The trumpet. I snapped out of my reverie and noticed there was a man at the end of the block blowing into a trumpet next to an open case. He wore a pork pie hat, like the jazz men of old, along with a dark set of shades and a grizzled goatee. Always one to support the arts, I separated a dollar from my wallet and dropped it into his case when I got close enough. I stopped walking and looked on as he played a string of notes from a tune that I didn’t recognize, until a slight breeze picked up and upset the dollar that I’d put in his case.

“Now just you wait a minute, Mr. Washington,” he said, addressing the piece of paper. “I’m an entertainer, not an Olympic runner. Don’t you be running off on me!” His voice was exactly what I’d expect from a 1950s jazz man: gravelly and smoky, with a whole lot of soul. He weighted down the dollar with a little bottle of valve oil that was in the case, then looked up at me: “Sooth! You know, when I get these fellows home I need to teach them not to fly. You know how I do that?”

I shook my head. Normally I might have excused myself at this point, but I had nowhere to be.

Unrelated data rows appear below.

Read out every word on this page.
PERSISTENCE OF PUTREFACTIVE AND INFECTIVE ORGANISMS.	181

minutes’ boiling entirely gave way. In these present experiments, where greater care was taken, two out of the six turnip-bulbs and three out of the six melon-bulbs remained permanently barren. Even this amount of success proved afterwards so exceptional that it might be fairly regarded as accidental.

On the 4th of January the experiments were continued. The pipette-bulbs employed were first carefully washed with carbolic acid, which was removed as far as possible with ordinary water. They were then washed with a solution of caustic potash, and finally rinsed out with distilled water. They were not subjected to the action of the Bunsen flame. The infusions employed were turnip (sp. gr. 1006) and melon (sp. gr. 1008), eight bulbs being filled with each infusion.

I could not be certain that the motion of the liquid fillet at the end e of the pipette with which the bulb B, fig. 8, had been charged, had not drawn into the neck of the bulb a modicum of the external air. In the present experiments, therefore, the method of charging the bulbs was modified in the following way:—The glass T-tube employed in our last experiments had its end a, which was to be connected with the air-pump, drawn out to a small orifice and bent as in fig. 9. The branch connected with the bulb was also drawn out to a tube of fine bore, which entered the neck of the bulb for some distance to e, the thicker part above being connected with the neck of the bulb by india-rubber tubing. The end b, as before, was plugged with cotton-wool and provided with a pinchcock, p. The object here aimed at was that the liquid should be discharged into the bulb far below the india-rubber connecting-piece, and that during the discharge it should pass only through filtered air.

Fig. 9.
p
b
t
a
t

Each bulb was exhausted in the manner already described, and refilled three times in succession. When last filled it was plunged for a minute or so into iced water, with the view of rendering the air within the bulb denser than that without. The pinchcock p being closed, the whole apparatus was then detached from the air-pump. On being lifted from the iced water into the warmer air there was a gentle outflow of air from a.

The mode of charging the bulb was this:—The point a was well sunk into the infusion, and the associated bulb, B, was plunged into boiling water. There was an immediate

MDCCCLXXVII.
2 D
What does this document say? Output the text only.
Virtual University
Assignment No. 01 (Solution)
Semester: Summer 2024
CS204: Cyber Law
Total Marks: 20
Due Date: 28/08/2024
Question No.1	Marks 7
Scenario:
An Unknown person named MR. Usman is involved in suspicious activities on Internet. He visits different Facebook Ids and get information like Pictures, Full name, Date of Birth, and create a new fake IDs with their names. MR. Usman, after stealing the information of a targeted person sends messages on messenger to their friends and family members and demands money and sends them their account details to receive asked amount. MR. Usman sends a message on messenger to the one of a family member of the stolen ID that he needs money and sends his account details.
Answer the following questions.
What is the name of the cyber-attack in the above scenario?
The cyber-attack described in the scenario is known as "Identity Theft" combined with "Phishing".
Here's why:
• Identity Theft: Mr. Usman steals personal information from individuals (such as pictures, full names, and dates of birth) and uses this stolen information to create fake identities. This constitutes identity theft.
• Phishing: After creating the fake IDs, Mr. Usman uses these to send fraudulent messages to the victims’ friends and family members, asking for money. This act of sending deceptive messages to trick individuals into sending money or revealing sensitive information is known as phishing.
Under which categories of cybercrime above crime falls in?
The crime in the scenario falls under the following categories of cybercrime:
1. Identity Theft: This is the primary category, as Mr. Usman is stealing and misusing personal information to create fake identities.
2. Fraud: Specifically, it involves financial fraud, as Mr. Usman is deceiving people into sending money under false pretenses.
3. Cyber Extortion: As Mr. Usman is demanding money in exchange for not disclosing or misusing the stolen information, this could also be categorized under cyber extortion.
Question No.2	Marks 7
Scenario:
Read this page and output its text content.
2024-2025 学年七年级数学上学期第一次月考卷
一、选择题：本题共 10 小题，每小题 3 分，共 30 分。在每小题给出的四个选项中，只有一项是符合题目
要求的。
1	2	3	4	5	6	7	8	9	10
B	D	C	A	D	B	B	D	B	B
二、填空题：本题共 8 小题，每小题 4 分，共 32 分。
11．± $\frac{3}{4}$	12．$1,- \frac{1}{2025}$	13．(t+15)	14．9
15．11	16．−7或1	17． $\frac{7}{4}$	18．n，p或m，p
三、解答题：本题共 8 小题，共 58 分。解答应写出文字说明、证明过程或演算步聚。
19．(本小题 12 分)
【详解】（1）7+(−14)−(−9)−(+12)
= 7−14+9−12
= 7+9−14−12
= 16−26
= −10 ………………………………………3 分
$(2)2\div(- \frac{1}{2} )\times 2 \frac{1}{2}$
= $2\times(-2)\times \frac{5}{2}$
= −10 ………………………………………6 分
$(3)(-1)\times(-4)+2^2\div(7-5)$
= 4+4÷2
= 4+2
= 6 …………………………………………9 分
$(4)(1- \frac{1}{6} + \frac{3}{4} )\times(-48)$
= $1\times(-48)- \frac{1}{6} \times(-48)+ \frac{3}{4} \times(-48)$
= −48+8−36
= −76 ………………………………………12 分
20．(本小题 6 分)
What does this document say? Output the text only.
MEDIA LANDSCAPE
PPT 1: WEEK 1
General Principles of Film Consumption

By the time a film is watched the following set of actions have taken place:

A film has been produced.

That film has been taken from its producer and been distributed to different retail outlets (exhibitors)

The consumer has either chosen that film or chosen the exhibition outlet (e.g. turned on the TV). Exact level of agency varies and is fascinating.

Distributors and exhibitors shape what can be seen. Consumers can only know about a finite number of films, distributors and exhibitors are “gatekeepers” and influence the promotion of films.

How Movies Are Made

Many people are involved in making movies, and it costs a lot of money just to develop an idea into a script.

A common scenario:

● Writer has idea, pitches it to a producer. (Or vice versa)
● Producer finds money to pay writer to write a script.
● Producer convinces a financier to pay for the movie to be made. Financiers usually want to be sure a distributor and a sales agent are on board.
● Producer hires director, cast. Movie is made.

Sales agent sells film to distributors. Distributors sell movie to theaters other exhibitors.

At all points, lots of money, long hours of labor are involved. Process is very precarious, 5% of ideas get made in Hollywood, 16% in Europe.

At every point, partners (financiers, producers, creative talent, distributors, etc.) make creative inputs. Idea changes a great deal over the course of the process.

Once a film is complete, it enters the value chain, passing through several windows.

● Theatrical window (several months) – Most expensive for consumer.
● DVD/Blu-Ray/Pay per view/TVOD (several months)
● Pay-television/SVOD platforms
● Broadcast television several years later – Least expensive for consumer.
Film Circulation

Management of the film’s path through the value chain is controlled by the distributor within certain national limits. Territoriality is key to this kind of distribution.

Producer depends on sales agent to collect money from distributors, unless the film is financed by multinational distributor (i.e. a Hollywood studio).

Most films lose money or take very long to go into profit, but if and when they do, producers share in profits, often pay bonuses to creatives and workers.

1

“I sit ’em all on a chair, then turn on a fan. The ones that try to fly away, I take ’em and spend ’em. That shows the other little Georges what not to do!” He grinned. “So what would you like me to play for you?”

Being the son of a jazz musician, there were a dozen songs that sprung to my head. But instead, I deferred to his judgement: “What is your favorite song to play?”

“You know, one of the best jazz players I never had the privilege to meet was Duke Ellington. Another great one, a bit later, was Stevie Wonder. Of course, he and I never saw each other neither.” He smiled a little bit and let his joke sink in. “But here’s a song that Stevie wrote as a tribute to Duke: it’s called Sir Duke.”

And he launched into the tune that I knew very well, having heard my father play it a hundred times with his group.